Facelift for Neglected Harare Kopje
Harare City Council will soon renovate the Kopje area as they move to restore the historical site to its former glory following years of neglect.
The Kopje, discovered on 13 September 1890 as a potential tourist destination, is in a state of neglect with vandalism and litter rendering the site an eyesore.
A once must visit site for locals and tourists alike, Harare Kopje provides not only the best viewpoint of the city but is also a serene atmosphere for those wishing to relax and take a break from the huff and puff of the busy streets of the capital.
During a tour of Kopje on Wednesday, Harare Mayor, Councillor Bernard Manyenyeni said the area cannot be left to die and be abused as it offers the best panoramic view of the capital city.

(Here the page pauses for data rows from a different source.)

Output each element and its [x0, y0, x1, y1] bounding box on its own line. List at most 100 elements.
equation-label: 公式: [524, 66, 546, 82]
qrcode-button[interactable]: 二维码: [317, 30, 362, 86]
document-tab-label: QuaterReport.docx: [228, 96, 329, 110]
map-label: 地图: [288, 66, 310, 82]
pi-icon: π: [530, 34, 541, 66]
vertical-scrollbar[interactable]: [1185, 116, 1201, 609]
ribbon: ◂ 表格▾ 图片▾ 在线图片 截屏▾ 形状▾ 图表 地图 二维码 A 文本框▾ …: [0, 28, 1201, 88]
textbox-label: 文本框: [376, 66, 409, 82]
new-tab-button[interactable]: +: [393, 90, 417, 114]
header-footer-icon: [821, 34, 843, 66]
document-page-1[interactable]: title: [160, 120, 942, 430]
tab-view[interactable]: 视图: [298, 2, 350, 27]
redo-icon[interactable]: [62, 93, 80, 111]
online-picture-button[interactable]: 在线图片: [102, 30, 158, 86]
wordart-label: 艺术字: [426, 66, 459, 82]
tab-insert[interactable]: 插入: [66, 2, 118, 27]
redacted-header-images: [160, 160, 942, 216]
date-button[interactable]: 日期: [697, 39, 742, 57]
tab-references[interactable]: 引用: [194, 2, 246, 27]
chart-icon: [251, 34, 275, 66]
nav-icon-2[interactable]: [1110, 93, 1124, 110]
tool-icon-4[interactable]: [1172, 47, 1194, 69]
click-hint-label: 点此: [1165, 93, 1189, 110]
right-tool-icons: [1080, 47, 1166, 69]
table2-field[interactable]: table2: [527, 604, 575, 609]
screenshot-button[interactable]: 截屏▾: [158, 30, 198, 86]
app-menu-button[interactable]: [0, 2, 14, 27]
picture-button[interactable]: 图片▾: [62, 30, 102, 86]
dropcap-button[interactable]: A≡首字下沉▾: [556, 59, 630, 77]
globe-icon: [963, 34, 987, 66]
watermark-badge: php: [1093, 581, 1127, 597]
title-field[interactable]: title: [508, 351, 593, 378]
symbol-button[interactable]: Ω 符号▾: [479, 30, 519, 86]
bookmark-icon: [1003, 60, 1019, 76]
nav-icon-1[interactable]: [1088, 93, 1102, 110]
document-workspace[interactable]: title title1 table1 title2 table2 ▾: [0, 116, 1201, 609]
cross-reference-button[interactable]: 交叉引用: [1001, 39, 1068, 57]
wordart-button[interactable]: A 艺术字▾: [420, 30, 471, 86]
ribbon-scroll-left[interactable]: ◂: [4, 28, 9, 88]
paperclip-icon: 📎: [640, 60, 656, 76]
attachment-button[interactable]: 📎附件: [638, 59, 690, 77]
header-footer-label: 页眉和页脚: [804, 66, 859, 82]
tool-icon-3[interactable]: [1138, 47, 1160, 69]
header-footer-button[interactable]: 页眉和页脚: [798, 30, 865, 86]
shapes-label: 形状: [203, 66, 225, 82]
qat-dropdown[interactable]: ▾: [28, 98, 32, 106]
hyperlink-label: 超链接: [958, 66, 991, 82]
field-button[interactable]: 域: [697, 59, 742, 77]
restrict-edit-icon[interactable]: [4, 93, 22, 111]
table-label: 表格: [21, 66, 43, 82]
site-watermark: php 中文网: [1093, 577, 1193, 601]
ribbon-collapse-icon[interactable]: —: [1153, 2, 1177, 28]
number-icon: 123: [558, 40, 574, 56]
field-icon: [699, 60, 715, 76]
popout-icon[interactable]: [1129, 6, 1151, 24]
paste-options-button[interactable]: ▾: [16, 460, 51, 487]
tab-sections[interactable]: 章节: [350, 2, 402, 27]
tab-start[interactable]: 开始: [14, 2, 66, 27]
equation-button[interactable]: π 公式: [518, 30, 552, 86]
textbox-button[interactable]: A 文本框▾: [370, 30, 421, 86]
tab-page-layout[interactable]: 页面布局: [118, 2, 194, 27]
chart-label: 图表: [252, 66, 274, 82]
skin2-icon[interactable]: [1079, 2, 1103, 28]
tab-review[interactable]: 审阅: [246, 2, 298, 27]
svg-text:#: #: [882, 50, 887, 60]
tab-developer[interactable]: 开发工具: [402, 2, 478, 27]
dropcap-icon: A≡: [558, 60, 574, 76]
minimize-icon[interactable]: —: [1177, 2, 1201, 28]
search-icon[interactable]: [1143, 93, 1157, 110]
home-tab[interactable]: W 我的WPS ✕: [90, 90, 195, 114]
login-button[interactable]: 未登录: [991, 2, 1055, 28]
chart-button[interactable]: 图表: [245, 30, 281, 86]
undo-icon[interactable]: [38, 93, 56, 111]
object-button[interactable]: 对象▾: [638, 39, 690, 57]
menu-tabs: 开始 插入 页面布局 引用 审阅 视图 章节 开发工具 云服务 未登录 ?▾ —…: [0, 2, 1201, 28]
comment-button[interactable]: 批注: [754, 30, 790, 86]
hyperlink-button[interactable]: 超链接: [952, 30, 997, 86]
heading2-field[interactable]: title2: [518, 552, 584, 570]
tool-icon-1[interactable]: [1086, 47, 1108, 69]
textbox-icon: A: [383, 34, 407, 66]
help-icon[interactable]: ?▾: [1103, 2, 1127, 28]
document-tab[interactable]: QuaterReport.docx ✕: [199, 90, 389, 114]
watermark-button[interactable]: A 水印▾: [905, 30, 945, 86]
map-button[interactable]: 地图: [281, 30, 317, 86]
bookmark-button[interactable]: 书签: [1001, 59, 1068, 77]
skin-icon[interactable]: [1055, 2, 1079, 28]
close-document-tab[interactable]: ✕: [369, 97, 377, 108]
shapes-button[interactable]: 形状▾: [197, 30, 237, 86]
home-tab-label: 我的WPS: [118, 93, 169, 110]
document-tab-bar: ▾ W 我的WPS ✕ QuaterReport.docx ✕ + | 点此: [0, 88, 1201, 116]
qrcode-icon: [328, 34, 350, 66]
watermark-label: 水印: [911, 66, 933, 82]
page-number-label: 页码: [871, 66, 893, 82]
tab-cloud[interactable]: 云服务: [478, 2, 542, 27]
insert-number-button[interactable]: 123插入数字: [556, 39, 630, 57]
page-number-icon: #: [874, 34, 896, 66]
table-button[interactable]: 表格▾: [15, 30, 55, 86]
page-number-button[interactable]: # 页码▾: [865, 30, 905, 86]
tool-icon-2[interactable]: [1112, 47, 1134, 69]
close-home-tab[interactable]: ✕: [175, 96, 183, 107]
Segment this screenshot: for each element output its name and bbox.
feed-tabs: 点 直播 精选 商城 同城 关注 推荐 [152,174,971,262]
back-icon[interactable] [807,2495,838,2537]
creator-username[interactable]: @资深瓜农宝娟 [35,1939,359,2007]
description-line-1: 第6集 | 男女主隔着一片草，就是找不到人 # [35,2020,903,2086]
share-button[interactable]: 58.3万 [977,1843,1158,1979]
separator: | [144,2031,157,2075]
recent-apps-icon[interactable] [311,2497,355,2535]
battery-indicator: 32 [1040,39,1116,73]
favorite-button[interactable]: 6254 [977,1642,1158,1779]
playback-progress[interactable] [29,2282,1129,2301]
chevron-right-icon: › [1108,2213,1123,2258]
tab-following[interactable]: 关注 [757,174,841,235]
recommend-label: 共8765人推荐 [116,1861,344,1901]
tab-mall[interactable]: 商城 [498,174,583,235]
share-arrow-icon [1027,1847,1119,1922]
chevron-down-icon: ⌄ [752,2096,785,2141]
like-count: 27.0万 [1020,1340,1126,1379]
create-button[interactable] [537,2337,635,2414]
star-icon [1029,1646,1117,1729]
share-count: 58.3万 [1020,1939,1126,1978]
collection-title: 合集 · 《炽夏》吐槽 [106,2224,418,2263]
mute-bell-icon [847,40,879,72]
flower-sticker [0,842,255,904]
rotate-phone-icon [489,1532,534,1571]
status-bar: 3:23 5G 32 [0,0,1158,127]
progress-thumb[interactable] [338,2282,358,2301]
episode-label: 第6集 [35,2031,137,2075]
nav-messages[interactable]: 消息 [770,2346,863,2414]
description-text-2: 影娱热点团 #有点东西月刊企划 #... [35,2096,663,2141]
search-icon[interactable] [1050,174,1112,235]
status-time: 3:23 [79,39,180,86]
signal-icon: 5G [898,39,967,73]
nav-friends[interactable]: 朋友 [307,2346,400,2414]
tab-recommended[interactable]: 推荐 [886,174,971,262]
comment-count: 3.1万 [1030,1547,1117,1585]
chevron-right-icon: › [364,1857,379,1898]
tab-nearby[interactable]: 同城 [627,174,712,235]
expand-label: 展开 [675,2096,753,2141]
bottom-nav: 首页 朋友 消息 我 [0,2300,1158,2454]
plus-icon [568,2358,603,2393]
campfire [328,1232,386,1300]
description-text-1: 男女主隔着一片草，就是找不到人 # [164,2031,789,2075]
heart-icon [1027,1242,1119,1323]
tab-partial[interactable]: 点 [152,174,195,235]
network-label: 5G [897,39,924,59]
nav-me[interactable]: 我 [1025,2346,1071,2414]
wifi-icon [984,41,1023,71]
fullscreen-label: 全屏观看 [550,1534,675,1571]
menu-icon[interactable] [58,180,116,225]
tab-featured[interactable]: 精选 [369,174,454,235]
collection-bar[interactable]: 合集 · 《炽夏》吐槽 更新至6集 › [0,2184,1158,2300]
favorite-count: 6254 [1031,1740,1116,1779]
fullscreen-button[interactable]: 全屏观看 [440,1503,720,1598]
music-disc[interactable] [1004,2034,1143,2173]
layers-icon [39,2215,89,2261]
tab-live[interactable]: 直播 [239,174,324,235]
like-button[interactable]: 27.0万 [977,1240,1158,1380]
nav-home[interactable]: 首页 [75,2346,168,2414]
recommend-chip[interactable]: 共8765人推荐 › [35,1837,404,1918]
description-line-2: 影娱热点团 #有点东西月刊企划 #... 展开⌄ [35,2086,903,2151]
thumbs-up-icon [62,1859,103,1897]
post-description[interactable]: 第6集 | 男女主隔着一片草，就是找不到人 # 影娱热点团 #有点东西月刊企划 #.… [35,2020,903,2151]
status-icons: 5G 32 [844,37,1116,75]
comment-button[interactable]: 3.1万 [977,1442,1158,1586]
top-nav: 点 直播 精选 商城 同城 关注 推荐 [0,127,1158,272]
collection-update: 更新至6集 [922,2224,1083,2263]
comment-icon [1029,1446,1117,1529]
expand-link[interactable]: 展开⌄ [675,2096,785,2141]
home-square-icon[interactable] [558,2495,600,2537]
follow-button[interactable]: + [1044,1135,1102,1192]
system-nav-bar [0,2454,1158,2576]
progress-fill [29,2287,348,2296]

“We need to move in quickly to save this this historical site which has been an eyesore and a free for all place. This is place we need to preserve so that people who want to come in and relax can do so but that cannot happen with the current state it is in,” said Manyenyeni.
He said council has already started clearing bushes around the site with renovations set to commence soon.
“We have prepared a working document which will tell us how we should proceed. The pride of this place is not necessarily in the economic value but if there are any avenues which we make money out of this place, then we will explore them,” he said.
According to Godhi Bvocho, Regional Director National Museum and Monuments, the kopje has two historical dimensions.
It was a residence for the local ethnic group, the Mbare people, under chief Mbare who lived there for quite a long time.
Archaeological evidence suggest that Fort Salisbury, as it came to be known in the late 1890s, belonged at that time to Chief Gutsa’s people who had taken possession of the Kopje from Chief Mbare.
It is thought that the name Harare was derived from the name of Chief Neharawa.
The chieftain ruled over a tribe who were the early inhabitants of Zimbabwe. Along with the various autonomous Shona tribes, they combined to form the Rozvi State which contained most of present-day Zimbabwe in the early 19th century.